Unless stated otherwise, the information in this section is based on U.S. Department of Transportation regulation 49 CFR Part 37 - Transportation Services for Individuals with Disabilities (ADA).
Public review and input on certain capital projects is required if you receive federal funds* (see the Transit Manager's Toolkit Planning and Evaluation section for more information) and there are specific requirements for those that provide ADA complementary paratransit service.
If you provide complementary paratransit, you must “create an ongoing mechanism for the participation of individuals with disabilities in the continued development and assessment of services to persons with disabilities” (Section 37.137(c)).
There are also specific requirements for public hearings and notice-and-comment periods if you plan to change your paratransit reservations system (Section 37.131(b)(4)) or if you intend to seek a determination of equivalent facilitation to depart from the required accessibility standards for facilities, vehicles, or systems (Section 37.7 and Section 37.9).
The public hearing requirement for capital projects does not apply to funding for FY2013 and later; it is not in the Section 5311 Circular (Final)
under MAP-21, published in fall 2014.
Ongoing Public Participation
There are different ways you can fulfill the ongoing public participation requirement, including, but not limited to:
- Advisory committees or subcommittees
- Surveys via phone, mail, online, or in-person
- Focus groups
- Suggestion forms/boxes
- Complaint analysis**
According to Appendix D, Section 37.137 of the regulation, the DOT is not as interested in the specific structure used to ensure public participation as it is in the effectiveness of the effort.
Establishing an ADA advisory committee or subcommittee is a common way to institutionalize participation and make it permanent. If you already have a larger advisory committee or consumer advisory committee, you may want to create a subcommittee to focus specifically on ADA issues.

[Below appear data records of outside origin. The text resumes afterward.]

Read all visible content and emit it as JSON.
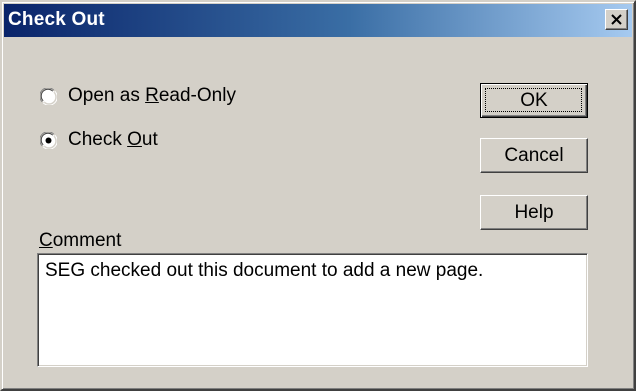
{
  "window": {
    "title": "Check Out"
  },
  "options": [
    {
      "label_before": "Open as ",
      "mnemonic": "R",
      "label_after": "ead-Only",
      "selected": false
    },
    {
      "label_before": "Check ",
      "mnemonic": "O",
      "label_after": "ut",
      "selected": true
    }
  ],
  "buttons": {
    "ok": "OK",
    "cancel": "Cancel",
    "help": "Help"
  },
  "comment": {
    "label_mnemonic": "C",
    "label_rest": "omment",
    "value": "SEG checked out this document to add a new page."
  },
  "icons": {
    "close": "close-icon",
    "radio": "radio-button-icon"
  }
}
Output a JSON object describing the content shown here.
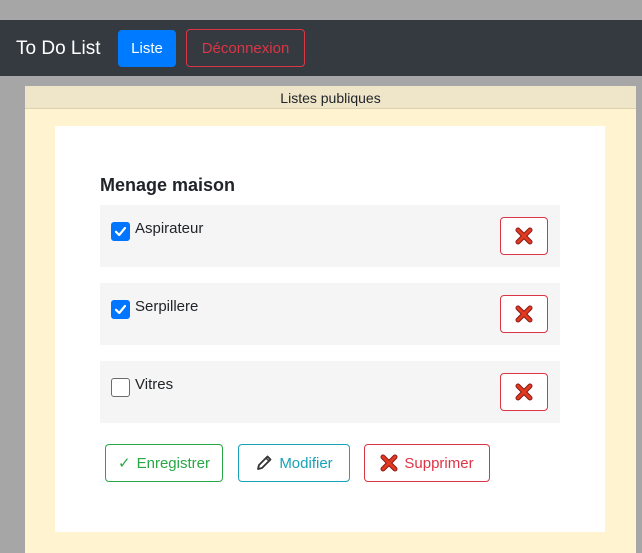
{
  "navbar": {
    "brand": "To Do List",
    "liste_label": "Liste",
    "logout_label": "Déconnexion"
  },
  "section": {
    "header": "Listes publiques"
  },
  "list": {
    "title": "Menage maison",
    "items": [
      {
        "label": "Aspirateur",
        "checked": true
      },
      {
        "label": "Serpillere",
        "checked": true
      },
      {
        "label": "Vitres",
        "checked": false
      }
    ]
  },
  "actions": {
    "save_check": "✓",
    "save_label": "Enregistrer",
    "edit_label": "Modifier",
    "delete_label": "Supprimer"
  },
  "colors": {
    "navbar": "#343a40",
    "primary": "#007bff",
    "danger": "#dc3545",
    "success": "#28a745",
    "info": "#17a2b8",
    "section_background": "#fff4cf"
  },
  "icons": {
    "delete_item": "red-x-icon",
    "edit": "pencil-icon",
    "delete_list": "red-x-icon"
  }
}
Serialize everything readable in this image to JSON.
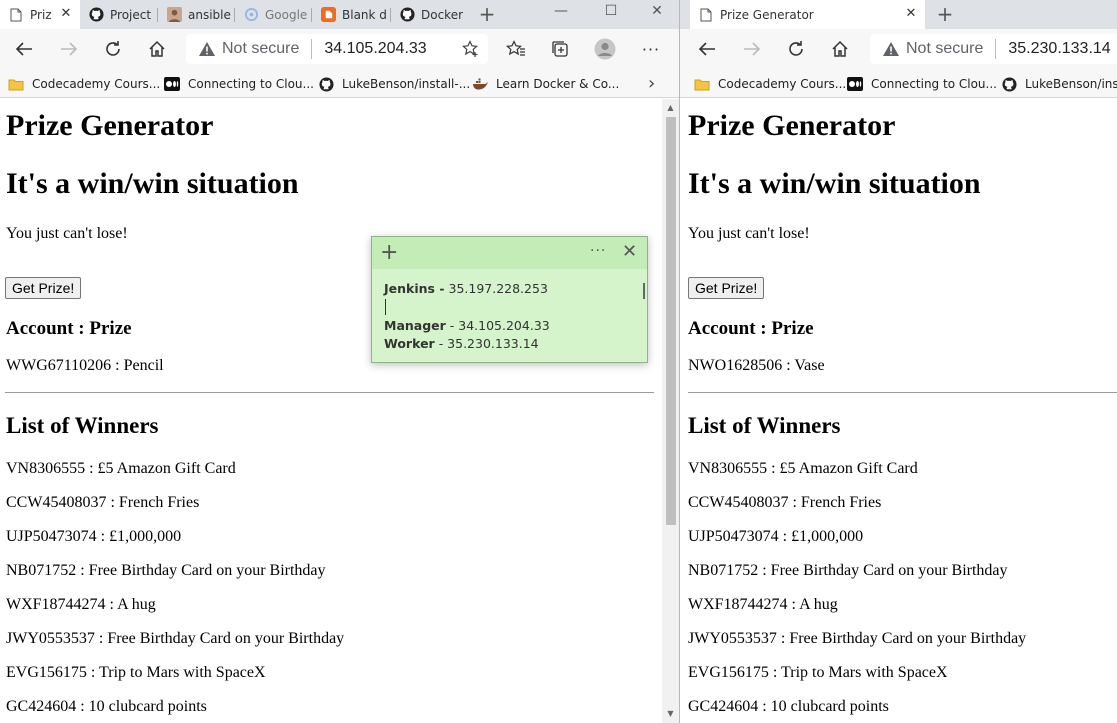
{
  "left_window": {
    "tabs": [
      {
        "label": "Priz",
        "icon": "page-icon",
        "active": true
      },
      {
        "label": "Project",
        "icon": "github-icon"
      },
      {
        "label": "ansible",
        "icon": "avatar-icon"
      },
      {
        "label": "Google",
        "icon": "google-icon"
      },
      {
        "label": "Blank d",
        "icon": "blank-doc-icon"
      },
      {
        "label": "Docker",
        "icon": "github-icon"
      }
    ],
    "address": {
      "not_secure": "Not secure",
      "url": "34.105.204.33"
    },
    "bookmarks": [
      {
        "label": "Codecademy Cours...",
        "icon": "folder-icon"
      },
      {
        "label": "Connecting to Clou...",
        "icon": "medium-icon"
      },
      {
        "label": "LukeBenson/install-...",
        "icon": "github-icon"
      },
      {
        "label": "Learn Docker & Co...",
        "icon": "docker-icon"
      }
    ],
    "page": {
      "title": "Prize Generator",
      "subtitle": "It's a win/win situation",
      "tagline": "You just can't lose!",
      "button": "Get Prize!",
      "account_header": "Account : Prize",
      "account_result": "WWG67110206 : Pencil",
      "winners_header": "List of Winners",
      "winners": [
        "VN8306555 : £5 Amazon Gift Card",
        "CCW45408037 : French Fries",
        "UJP50473074 : £1,000,000",
        "NB071752 : Free Birthday Card on your Birthday",
        "WXF18744274 : A hug",
        "JWY0553537 : Free Birthday Card on your Birthday",
        "EVG156175 : Trip to Mars with SpaceX",
        "GC424604 : 10 clubcard points"
      ]
    }
  },
  "right_window": {
    "tabs": [
      {
        "label": "Prize Generator",
        "icon": "page-icon",
        "active": true
      }
    ],
    "address": {
      "not_secure": "Not secure",
      "url": "35.230.133.14"
    },
    "bookmarks": [
      {
        "label": "Codecademy Cours...",
        "icon": "folder-icon"
      },
      {
        "label": "Connecting to Clou...",
        "icon": "medium-icon"
      },
      {
        "label": "LukeBenson/insta",
        "icon": "github-icon"
      }
    ],
    "page": {
      "title": "Prize Generator",
      "subtitle": "It's a win/win situation",
      "tagline": "You just can't lose!",
      "button": "Get Prize!",
      "account_header": "Account : Prize",
      "account_result": "NWO1628506 : Vase",
      "winners_header": "List of Winners",
      "winners": [
        "VN8306555 : £5 Amazon Gift Card",
        "CCW45408037 : French Fries",
        "UJP50473074 : £1,000,000",
        "NB071752 : Free Birthday Card on your Birthday",
        "WXF18744274 : A hug",
        "JWY0553537 : Free Birthday Card on your Birthday",
        "EVG156175 : Trip to Mars with SpaceX",
        "GC424604 : 10 clubcard points"
      ]
    }
  },
  "sticky_note": {
    "lines": [
      {
        "label": "Jenkins -",
        "value": " 35.197.228.253"
      },
      {
        "label": "Manager",
        "value": " - 34.105.204.33"
      },
      {
        "label": "Worker",
        "value": " - 35.230.133.14"
      }
    ],
    "colors": {
      "body": "#d6f4cc",
      "header": "#c4ecb6"
    }
  }
}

ADA advisory committees should be comprised of persons with disabilities as well as other stakeholders and representatives in the community. Ideally the members with disabilities should represent various types of disabilities, as well as diversity in terms of age, gender, race, and economic status. It is also important to have riders and non-riders participate, when possible.
The other committee members should include representatives from the following stakeholder groups, where appropriate:
- Your transit system
- Contract providers (if used)
- Local government
- Relevant social service agencies
- Other agencies and/or organizations involved in transportation-related activities for individuals with disabilities and older adults
Committees should meet regularly and should consider the schedules and needs of the public when setting meeting times. Meetings should be open to the public and it is good practice to post meeting dates, agendas, and minutes online, in addition to distributing them to members. All meetings must be accessible to persons with disabilities – to be discussed further in the section below.
Here are few examples of ADA advisory committees:
Advisory committees and any other mechanisms for ongoing public participation should be tailored for each transit system and community. Whatever the method, effective public involvement should foster communication and collaboration over the long term to make sure the paratransit services continue to meet the community’s needs.
For more information about advisory committees and public participation, see Easter Seals Project ACTION's Effective Transportation Advisory Committees
guide, the Planning and Evaluation section of the Transit Manager's Toolkit.
(**Note: In addition to being a valuable source of feedback, you are required by 49 CFR Part 27 to have procedures to receive, resolve, keep records of, and report on complaints. As Part 27 is not one of the ADA regulations, it is not covered in this toolkit. See the Complaint Investigation
section of the DREDF Topic Guide on Eligibility in ADA Paratransit for more information.)
Hosting Accessible Meetings
All of your public meetings (e.g., advisory committee meetings, public hearings, and board meetings) must be accessible to individuals with disabilities. Meetings must comply with all applicable ADA accessibility requirements and should also be conducted in such a way that all participants can participate in an equal and meaningful way.
According to Easter Seals Project ACTION’s ADA Essentials for Transit Board Members
guide, minimum requirements identified by U.S. DOT include:
- The meeting location must be accessible by public transit, including paratransit.
- Primary entrances and doorways used for the meeting must be accessible, barrier-free, and usable by persons with disabilities, including wheelchair users.
- There should be circulation space for wheelchairs throughout and at the front of the meeting space.
- Microphones should be adjustable to wheelchair height.
- Path of travel signs for an accessible route to the meeting room should be posted.
- Meeting materials should be available in alternative formats prior to the meeting.
- Sign language interpreters should be available if requested.
The South West Transit Association (SWTA) has a helpful Accessible Meetings Guide
, which is both comprehensive and concise. It covers
all aspects of planning and hosting an accessible meeting or event, including:
- Meeting room set-up
- PowerPoint and other visual presentations
- Incorporating videos, remote speakers, and flip charts/wall boards
- Print and Electronic Guidelines
Information on communicating and providing materials in accessible formats is covered in the Rider Information section of this toolkit.